2- Current framework considers copy instructions as zero cost which is correct sometimes. When a copy is not optimized away, sometimes it is quite costly in our target. For example sometimes there are some stalls between copy instructions and its user. Treating such copies as zero cost results in suboptimal schedules.

Unfortunately we cannot post Machine IR examples due to confidentiality reasons. We do appreciate your feedback. If you think this is not the right approach to tackle this problem or you have any other comment please let us know.
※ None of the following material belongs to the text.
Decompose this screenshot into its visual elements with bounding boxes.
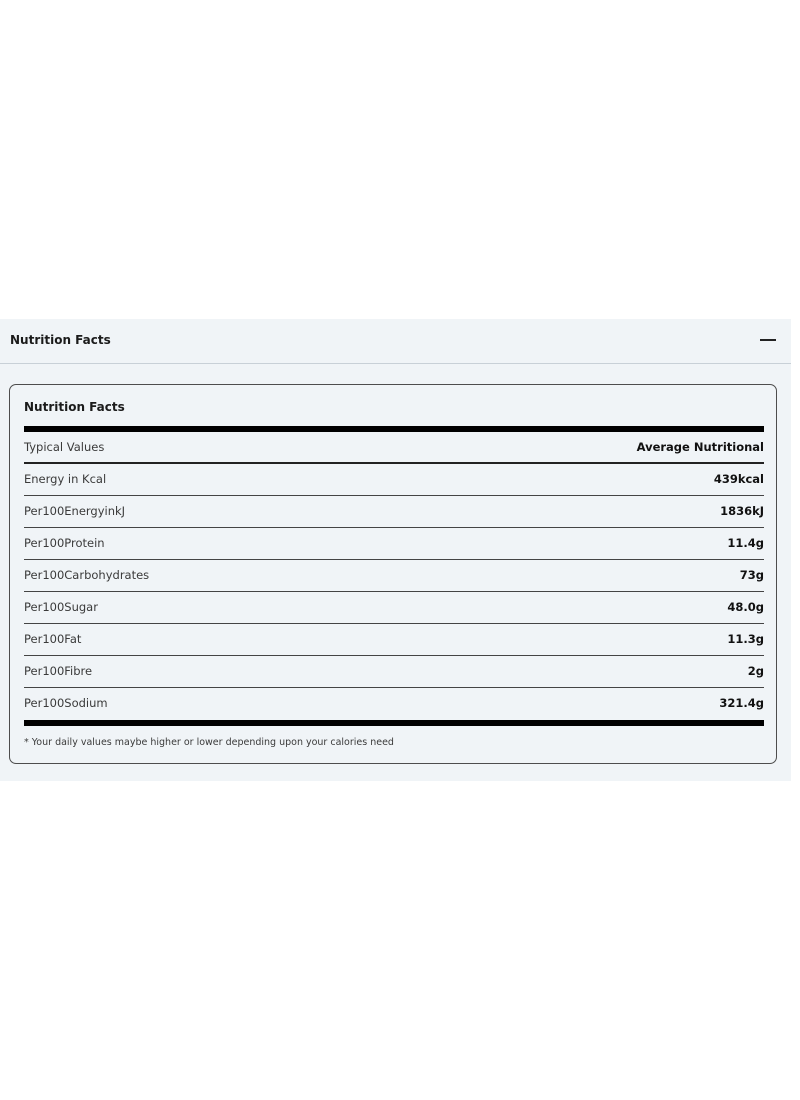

This is the first patch and covers DDG data structures. Other patches will follow. But we would like to discuss the approach and get early feedback for this part of the work.

Diff Detail

Event Timeline

wwei created this revision.Nov 29 2018, 11:44 PM
materi added a subscriber: materi.Nov 30 2018, 4:17 AM
lsaba added a subscriber: lsaba.Dec 2 2018, 12:15 AM
MatzeB removed a reviewer: MatzeB.Dec 2 2018, 5:55 PM

I'm currently less active in LLVM and will not have the time to review this in depth. Some comments:

  • Given that this is already the 2nd machine pipelining implementation this should have more introductory comments, highlighting the differences and what to choose in which situation!
  • Which target is going to use this?
jwroorda added inline comments.Dec 13 2018, 11:29 AM
lib/CodeGen/MachineModuloSched.cpp
204

Can you please explain the difference between this function and SwingSchedulerDAG::addLoopCarriedDependences?

242

the code seems very similar to the function with the same name in MachinePipeliner.cpp. Is is possible to share code between the two implementations instead of duplicating it?

277

This function seems a verbatim copy of SwingSchedulerDAG::computeDelta(MachineInstr &MI, unsigned &Delta). Please, instead of copying, consider refactoring such that the code can be shared between the two implementations.
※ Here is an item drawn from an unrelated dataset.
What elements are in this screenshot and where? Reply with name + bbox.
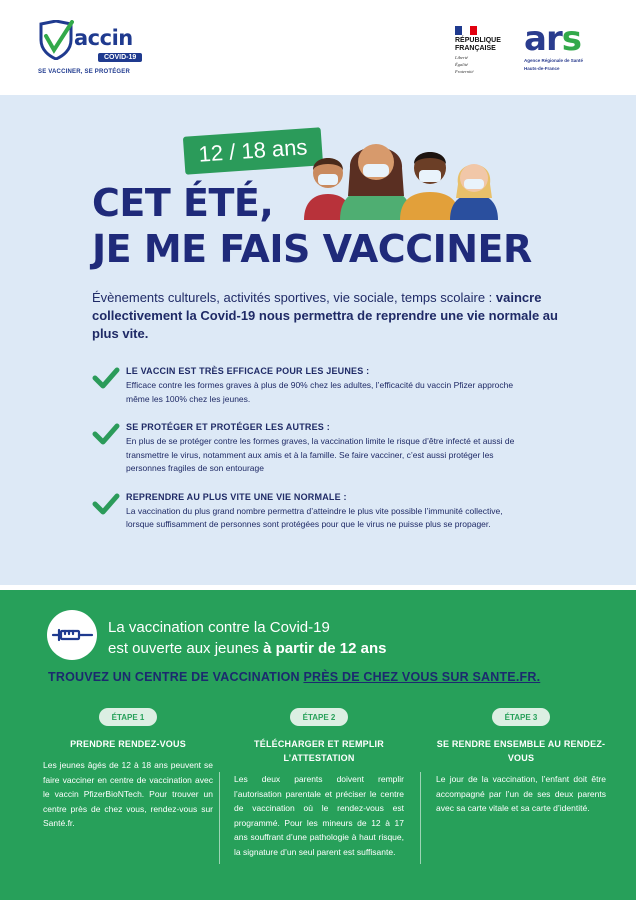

I think that there is no particular problem in this part itself.

However, I would like to know the plan of how to coexist with MachinePipeliner over the long term.
I believe that the core part of the algorithm is the same and that many codes can be shared with MachinePipeliner.
Also, if both MachinePipeliner and MachineModuloSched are present for a certain period, it is nice to be able to switch both by using them.
For example, I wrote the member function 'AArch64InstrInfo::analyzeLoop' to port MachinePipeliner to AArch64.
Rather than preparing such a function for both passes, I think that it is better to be able to utilize one function with parameter 'bool SSA' in both optimization passes.

I imagine the implementation like RegAlloc* for register allocation passes.
However, this may be difficult because the timing of executing each pass is different.